Cazzo, la nanazza mi ha sfregiato. Mi sento dimmerda come il buon vecchio Scarface quando gli dicono delle imposte. Quelle del fisco intendo, non quelle delle finestre.

Quando tutto finisce e ormai non provo più nulla, guardo la nana spasticata che intanto è scesa dallo sgabello e mi arriva poco sopra la cintura e scricchiola tutta e cigola —quindi non deve superare chessoio 80-90 centimetri — e le chiedo tristemente, nel sussurro flebile di un candidato al seppuku, dove minchia è la cassa. Che lì tra cianfrusaglie varie e dragoni e lampioncini di carta in mezzo ai maroni, mica la vedo la cassa dimmerda.

Me la indica, mi spiega a gesti, sembra un percorsa tipo giungla vietnamita ma senza paletti di bambù che ti si ficcano su per il culo e, in fondo, in quel retrobottega che ormai è sconfinato 
di nuovo in un bazar tipo paki dove probabilmente vendono anche eroina pura, AK-47, e proiettili all'uranio impoverito, eccoti che mi ti rivedo la magnifica visione.

Questa volta la guardo in viso - una porcellana Ming coi controcazzi- poi, mentre si gira un attimo a prendere qualcosa dietro il banco, le controllo il culo. Minchia. È lei. È culo a mandolino. Culo a mandolino fa la cazzo di cassiera in quel porcile. Eppoi capisco in lampo quando vedo l’occhiata da proprietario di carne che le dà un vecchio bavoso, panciuto e cascante, seduto lì vicino — probabilmente le dà dentro da un pezzo — pesce palla a culo a mandolino. Cazzo.
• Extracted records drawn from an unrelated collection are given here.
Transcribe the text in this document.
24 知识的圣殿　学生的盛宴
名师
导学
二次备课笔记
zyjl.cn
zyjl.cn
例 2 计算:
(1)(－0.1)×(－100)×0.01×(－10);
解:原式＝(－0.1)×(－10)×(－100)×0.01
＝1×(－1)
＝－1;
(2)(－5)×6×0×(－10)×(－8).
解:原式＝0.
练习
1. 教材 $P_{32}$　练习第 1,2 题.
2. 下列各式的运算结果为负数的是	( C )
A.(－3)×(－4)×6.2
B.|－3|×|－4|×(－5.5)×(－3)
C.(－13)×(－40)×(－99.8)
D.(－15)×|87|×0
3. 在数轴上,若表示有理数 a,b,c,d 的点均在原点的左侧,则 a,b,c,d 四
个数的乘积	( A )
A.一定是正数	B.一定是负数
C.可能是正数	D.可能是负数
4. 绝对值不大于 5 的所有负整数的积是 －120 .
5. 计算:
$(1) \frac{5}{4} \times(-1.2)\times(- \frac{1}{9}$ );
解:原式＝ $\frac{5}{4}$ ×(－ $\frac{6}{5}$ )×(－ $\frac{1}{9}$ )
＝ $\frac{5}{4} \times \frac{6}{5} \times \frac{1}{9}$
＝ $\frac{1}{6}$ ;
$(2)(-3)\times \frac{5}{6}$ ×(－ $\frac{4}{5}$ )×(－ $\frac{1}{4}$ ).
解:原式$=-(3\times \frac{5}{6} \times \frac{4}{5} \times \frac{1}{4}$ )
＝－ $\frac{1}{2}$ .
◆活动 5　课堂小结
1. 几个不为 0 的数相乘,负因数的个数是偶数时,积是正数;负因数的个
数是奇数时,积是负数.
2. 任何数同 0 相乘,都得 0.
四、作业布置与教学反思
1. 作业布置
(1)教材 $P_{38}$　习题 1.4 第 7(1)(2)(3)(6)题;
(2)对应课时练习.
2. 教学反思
E a proposito di capi, d’improvviso si mi schianta nel cervelletto la visione del nuovo cliente che domani, puoi giocarti il culo, incontrerò alla presenza dell’Altissimo, Zamboni. Il mio boss d’agenzia, un ex insegnate di applicazioni tecniche bolognese dalle arterie di vetro, sclerato senza ritorno, che si ostina a storpiare parole inglesi di cui ignora il significato e che usa alla cazzo, così, quasi senza un perché ma puoi giurarci che lo fa quando vuole far colpo sul cliente. Mi viene da piangere.

Non no so se è per il bulbo, per Culo a Mandolino o per Zamboni.

Perché so già che inevitabilmente arriverà il momento che se ne esce con frasi tipo allora la lascio mio caro, la metto nelle mani del nostro migliore daccount, una tax force più che un uomo, vedrà che "metting riporte" che le manda dopo la vostra riunione...”. Merda, tocca rimandare anche il seppuku e sorbirmi le battutone di Zamboni.

Mi sembra che mi manchi qualcosa. Boh. Per un attimo non capisco, poi con gli occhi della mente vedo il sacchetto della pesa con dentro numero cinque tennent's super sotto il banco da parrucco con lo specchio. Ok. Va bene, mi arrendo.

“Lu' munno è cattivo”, come diceva mio nonno teramano dopo che le aveva prese ancora una volta da sua moglie. Aveva ragione lui, il mondo è fottutamente crudele.